Unser Ansatz: trennscharf, integrierbar, steuerbar
Wir bauen IT-Architekturen, die Real-Estate-Betrieb und Regulatorik sauber abbilden, ohne die Gesamtsteuerung zu verlieren.
- DORA-konforme Umgebungen für finanznahe Bereiche: dort, wo es die Regulatorik verlangt, mit vollständiger Nachweisbarkeit.
- Flexible Betriebsmodelle für operative Einheiten: Property- und Facility-Management laufen ohne den regulatorischen Overhead, der dort nicht gebraucht wird.
- Klare Segmentierung von Daten, Zugriffen und Prozessen: jede Einheit erhält genau den Schutzbedarf, der zu ihr passt, nicht mehr und nicht weniger.
- Zentrale Governance bei dezentraler Ausprägung: eine gemeinsame Steuerungslogik über alle Einheiten hinweg, auch wenn die einzelnen Anforderungen unterschiedlich sind.
- Durchgängige Security und Monitoring: über die gesamte Landschaft hinweg, nicht als Insellösung für einzelne Bereiche.
So bleiben Sie compliant, ohne Tempo zu verlieren, denn die Segmentierung entsteht in der Architektur selbst und nicht als nachträglicher Kontrollaufwand.
Full Managed Services für komplexe Real-Estate-Strukturen
Wir haben diese hybriden Anforderungen bereits in Full-Managed-Service-Modellen umgesetzt. Ihr Vorteil:
- Einheitlicher Service- und Steuerungsrahmen: ein Ansprechpartner für die gesamte IT, unabhängig davon, wie viele Einheiten und Regulatorik-Niveaus dahinterstehen.

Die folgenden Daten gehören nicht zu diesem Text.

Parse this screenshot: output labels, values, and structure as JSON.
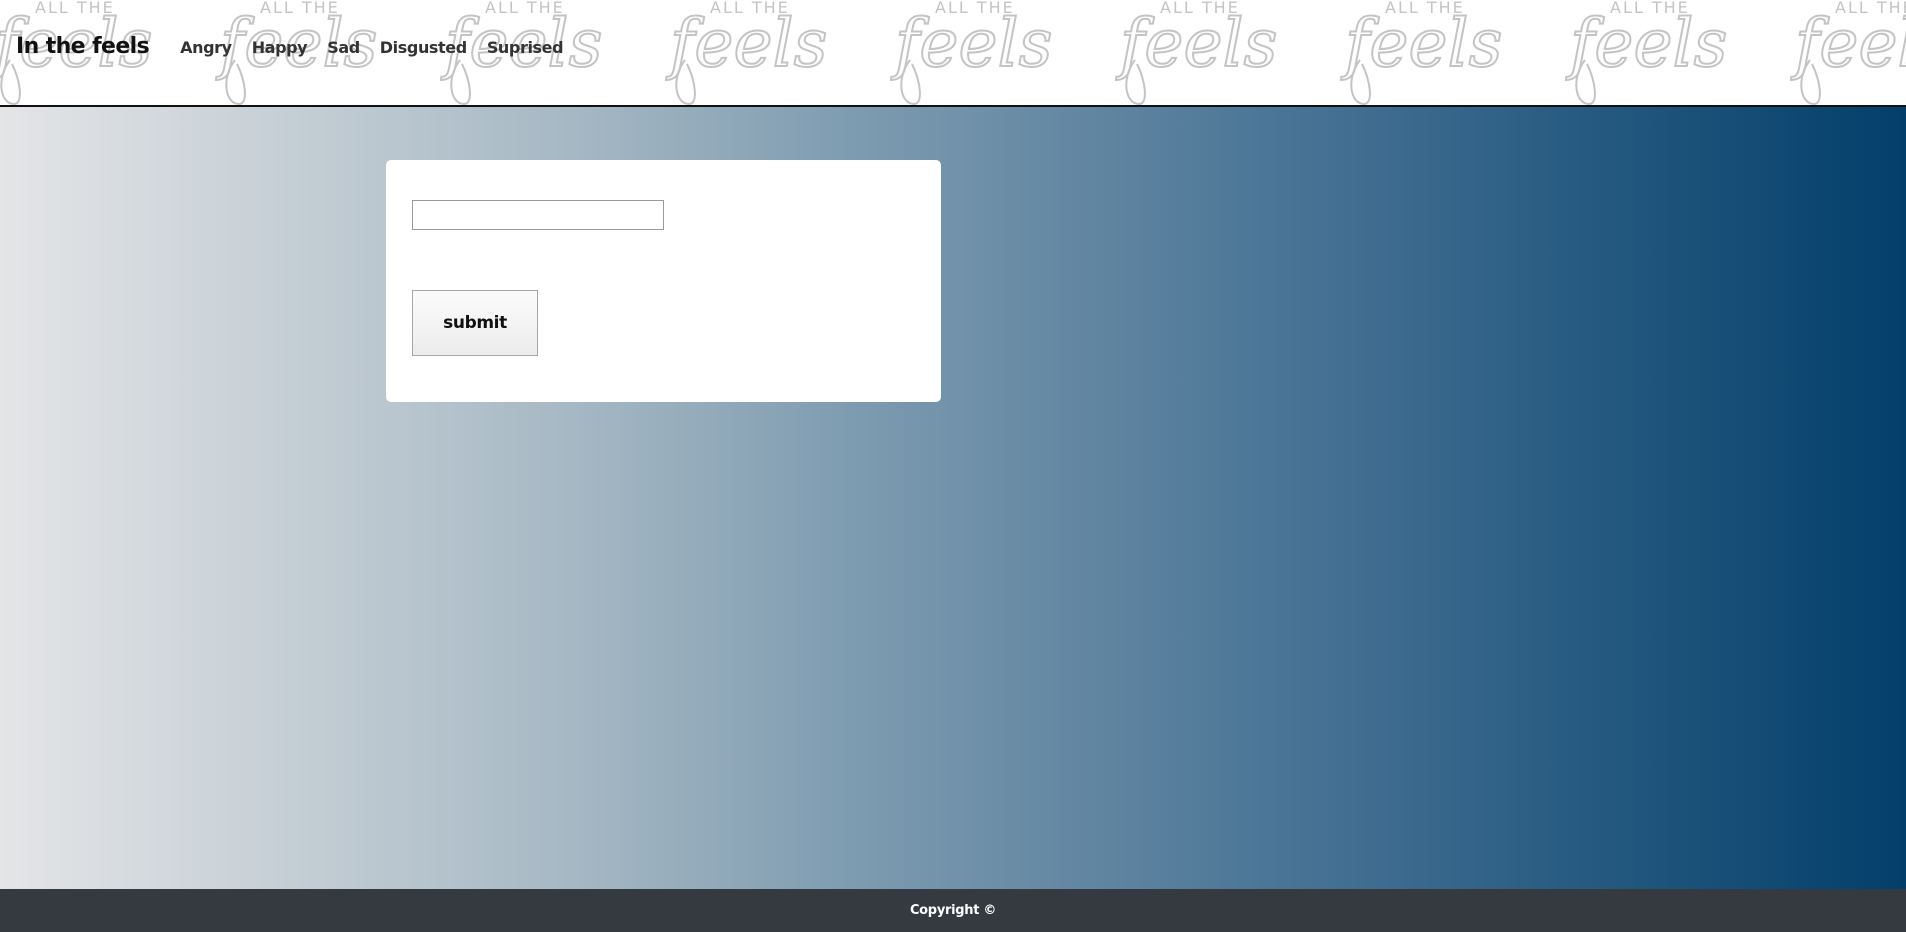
{
  "header": {
    "brand": "In the feels",
    "nav": [
      {
        "label": "Angry"
      },
      {
        "label": "Happy"
      },
      {
        "label": "Sad"
      },
      {
        "label": "Disgusted"
      },
      {
        "label": "Suprised"
      }
    ],
    "pattern": {
      "small_text": "ALL THE",
      "script_text": "feels",
      "color": "#c4c4c4"
    }
  },
  "form": {
    "input_value": "",
    "submit_label": "submit"
  },
  "footer": {
    "text": "Copyright ©"
  },
  "colors": {
    "gradient_start": "#e4e5e7",
    "gradient_end": "#023f6a",
    "footer_bg": "#343a40"
  }
}
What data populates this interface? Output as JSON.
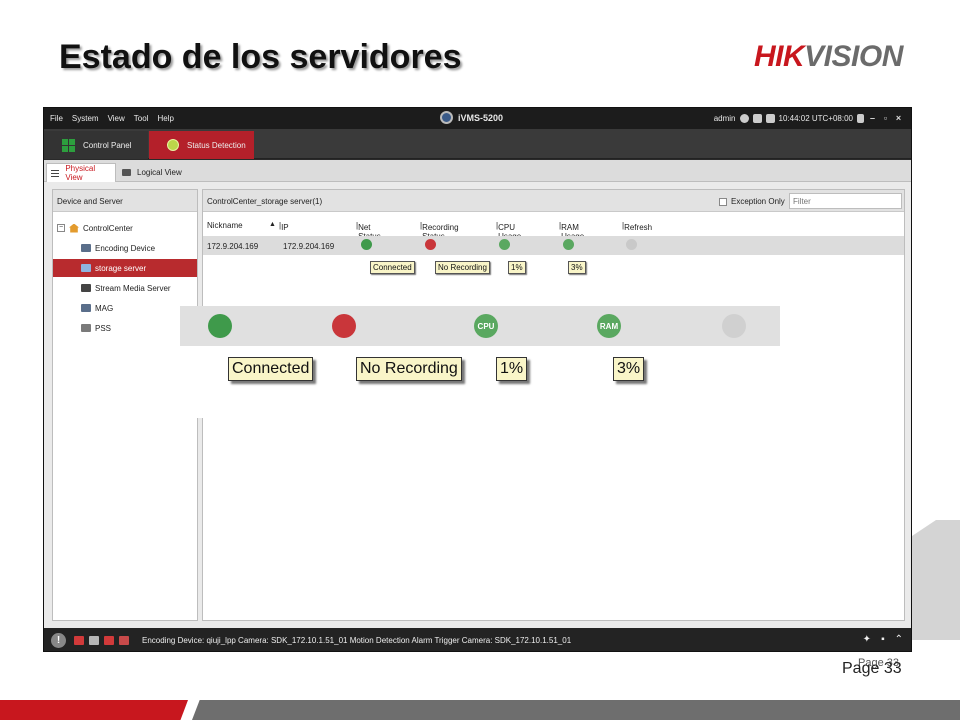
{
  "slide": {
    "title": "Estado de los servidores",
    "logo_hik": "HIK",
    "logo_vision": "VISION",
    "page_label": "Page 33",
    "page_ghost": "Page 33"
  },
  "app": {
    "menu": [
      "File",
      "System",
      "View",
      "Tool",
      "Help"
    ],
    "app_name": "iVMS-5200",
    "user": "admin",
    "time": "10:44:02 UTC+08:00",
    "tabs": {
      "control_panel": "Control Panel",
      "status_detection": "Status Detection"
    },
    "subtabs": {
      "physical": "Physical View",
      "logical": "Logical View"
    },
    "left_panel": {
      "header": "Device and Server",
      "root": "ControlCenter",
      "items": [
        "Encoding Device",
        "storage server",
        "Stream Media Server",
        "MAG",
        "PSS"
      ],
      "selected": "storage server"
    },
    "right_panel": {
      "title": "ControlCenter_storage server(1)",
      "exception_only": "Exception Only",
      "filter_placeholder": "Filter",
      "columns": [
        "Nickname",
        "IP",
        "Net Status",
        "Recording Status",
        "CPU Usage",
        "RAM Usage",
        "Refresh"
      ],
      "row": {
        "nickname": "172.9.204.169",
        "ip": "172.9.204.169"
      },
      "tooltips": {
        "net": "Connected",
        "recording": "No Recording",
        "cpu": "1%",
        "ram": "3%"
      },
      "icon_text": {
        "cpu": "CPU",
        "ram": "RAM"
      }
    },
    "statusbar": {
      "message": "Encoding Device: qiuji_lpp Camera: SDK_172.10.1.51_01 Motion Detection Alarm Trigger Camera: SDK_172.10.1.51_01"
    }
  },
  "colors": {
    "accent_red": "#c8171e",
    "tab_red": "#b4202a",
    "net_green": "#3f9a4b",
    "rec_red": "#c9363a",
    "cpu_green": "#5aa860",
    "ram_green": "#5aa860",
    "refresh_grey": "#c9c9c9"
  }
}
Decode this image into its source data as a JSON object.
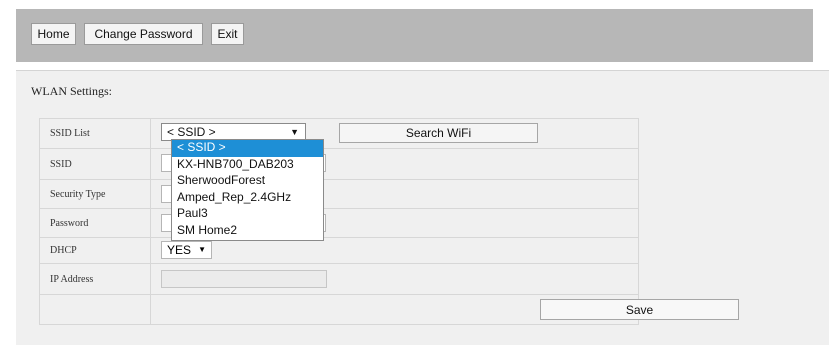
{
  "nav": {
    "home": "Home",
    "change_password": "Change Password",
    "exit": "Exit"
  },
  "section_title": "WLAN Settings:",
  "form": {
    "ssid_list": {
      "label": "SSID List",
      "selected": "< SSID >"
    },
    "search_wifi_label": "Search WiFi",
    "ssid": {
      "label": "SSID",
      "value": ""
    },
    "security_type": {
      "label": "Security Type",
      "value": ""
    },
    "password": {
      "label": "Password",
      "value": ""
    },
    "dhcp": {
      "label": "DHCP",
      "selected": "YES"
    },
    "ip_address": {
      "label": "IP Address",
      "value": ""
    },
    "save_label": "Save"
  },
  "ssid_dropdown": {
    "options": [
      "< SSID >",
      "KX-HNB700_DAB203",
      "SherwoodForest",
      "Amped_Rep_2.4GHz",
      "Paul3",
      "SM Home2"
    ],
    "highlighted_index": 0
  },
  "colors": {
    "topbar": "#b7b7b7",
    "panel": "#f0f0f0",
    "highlight": "#1e8fd6"
  }
}
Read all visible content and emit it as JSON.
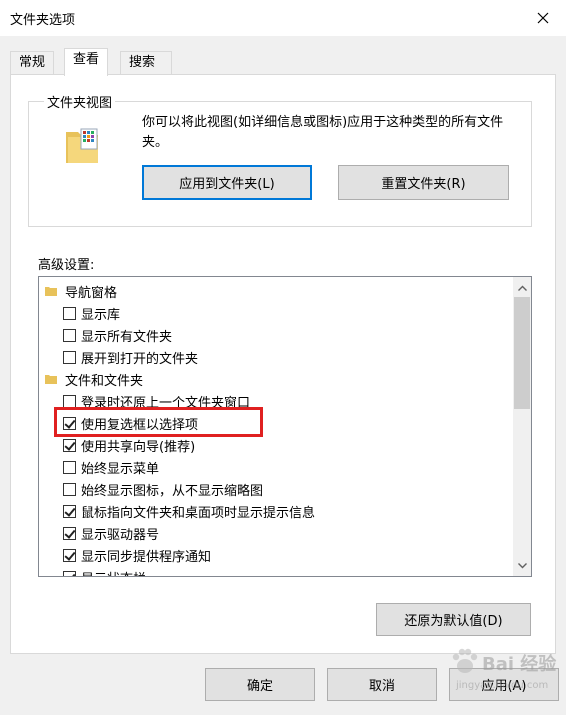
{
  "window": {
    "title": "文件夹选项",
    "close_icon": "close-icon"
  },
  "tabs": [
    {
      "label": "常规",
      "active": false
    },
    {
      "label": "查看",
      "active": true
    },
    {
      "label": "搜索",
      "active": false
    }
  ],
  "folder_views": {
    "legend": "文件夹视图",
    "description": "你可以将此视图(如详细信息或图标)应用于这种类型的所有文件夹。",
    "apply_button": "应用到文件夹(L)",
    "reset_button": "重置文件夹(R)"
  },
  "advanced": {
    "label": "高级设置:",
    "items": [
      {
        "type": "folder",
        "label": "导航窗格"
      },
      {
        "type": "checkbox",
        "label": "显示库",
        "checked": false
      },
      {
        "type": "checkbox",
        "label": "显示所有文件夹",
        "checked": false
      },
      {
        "type": "checkbox",
        "label": "展开到打开的文件夹",
        "checked": false
      },
      {
        "type": "folder",
        "label": "文件和文件夹"
      },
      {
        "type": "checkbox",
        "label": "登录时还原上一个文件夹窗口",
        "checked": false
      },
      {
        "type": "checkbox",
        "label": "使用复选框以选择项",
        "checked": true
      },
      {
        "type": "checkbox",
        "label": "使用共享向导(推荐)",
        "checked": true
      },
      {
        "type": "checkbox",
        "label": "始终显示菜单",
        "checked": false
      },
      {
        "type": "checkbox",
        "label": "始终显示图标，从不显示缩略图",
        "checked": false
      },
      {
        "type": "checkbox",
        "label": "鼠标指向文件夹和桌面项时显示提示信息",
        "checked": true
      },
      {
        "type": "checkbox",
        "label": "显示驱动器号",
        "checked": true
      },
      {
        "type": "checkbox",
        "label": "显示同步提供程序通知",
        "checked": true
      },
      {
        "type": "checkbox",
        "label": "显示状态栏",
        "checked": true
      }
    ],
    "restore_defaults_button": "还原为默认值(D)"
  },
  "footer": {
    "ok_button": "确定",
    "cancel_button": "取消",
    "apply_button": "应用(A)"
  },
  "watermark": {
    "text": "Bai 经验",
    "sub": "jingyan.baidu.com"
  },
  "colors": {
    "highlight": "#e02020",
    "default_button_border": "#0078d7",
    "folder": "#e8c25a"
  }
}
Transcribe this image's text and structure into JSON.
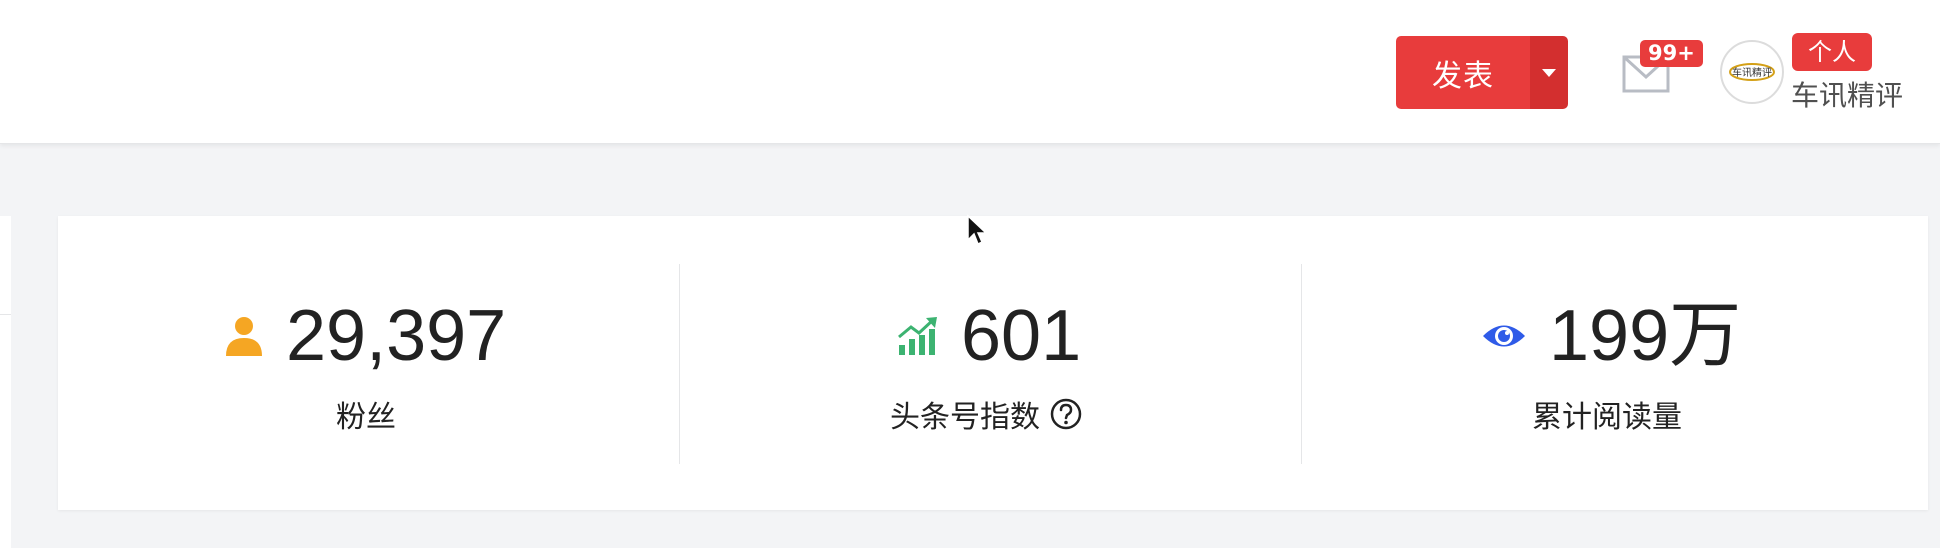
{
  "header": {
    "publish_label": "发表",
    "mail_badge": "99+",
    "account_tag": "个人",
    "account_name": "车讯精评",
    "avatar_text": "车讯精评"
  },
  "stats": [
    {
      "icon": "user-icon",
      "value": "29,397",
      "label": "粉丝",
      "color": "#f5a623"
    },
    {
      "icon": "trend-up-icon",
      "value": "601",
      "label": "头条号指数",
      "color": "#3cb371",
      "has_help": true
    },
    {
      "icon": "eye-icon",
      "value": "199万",
      "label": "累计阅读量",
      "color": "#2f5be8"
    }
  ],
  "colors": {
    "accent": "#e83c3c",
    "accent_dark": "#d32f2f",
    "background": "#f3f4f6"
  }
}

- Weniger Komplexität, klare Verantwortlichkeiten: wer wofür zuständig ist, ist eindeutig geregelt, auch bei Vorfällen, die mehrere Systeme betreffen.
- Auditfähigkeit für regulierte Bereiche: Nachweise liegen vor, bevor der Prüfer danach fragt.
- Skalierbar für wachsende Portfolios: neue Liegenschaften oder Gesellschaften werden in das bestehende Modell integriert, statt jedes Mal neu aufzusetzen.
- Stabiler Betrieb über verteilte Standorte: auch bei geografisch weit auseinanderliegenden Objekten bleibt die Betriebsqualität gleich.
Typische Einsatzbereiche: Immobilienverwaltung und Property Management, Investmentgesellschaften, Bestandshalter mit Finanzierungsarm, Projektentwickler mit regulierten Einheiten, Betreiber verteilter Gebäudeinfrastruktur. Über diese Bereiche hinweg zeigt sich immer wieder dasselbe Muster: Sobald ein Finanzierungsarm ins Spiel kommt, wird aus einer reinen Betriebs-IT eine IT, die zusätzlich Regulatorik nachweisen muss.
Ihr Mehrwert: Integration statt Insellösungen, DORA dort, wo nötig, operative Flexibilität, transparente Governance, planbare Skalierung.
Real-Estate-IT muss heute beides können, Betrieb und Regulatorik, in einem Modell. Genau dafür ist unser Ansatz gemacht.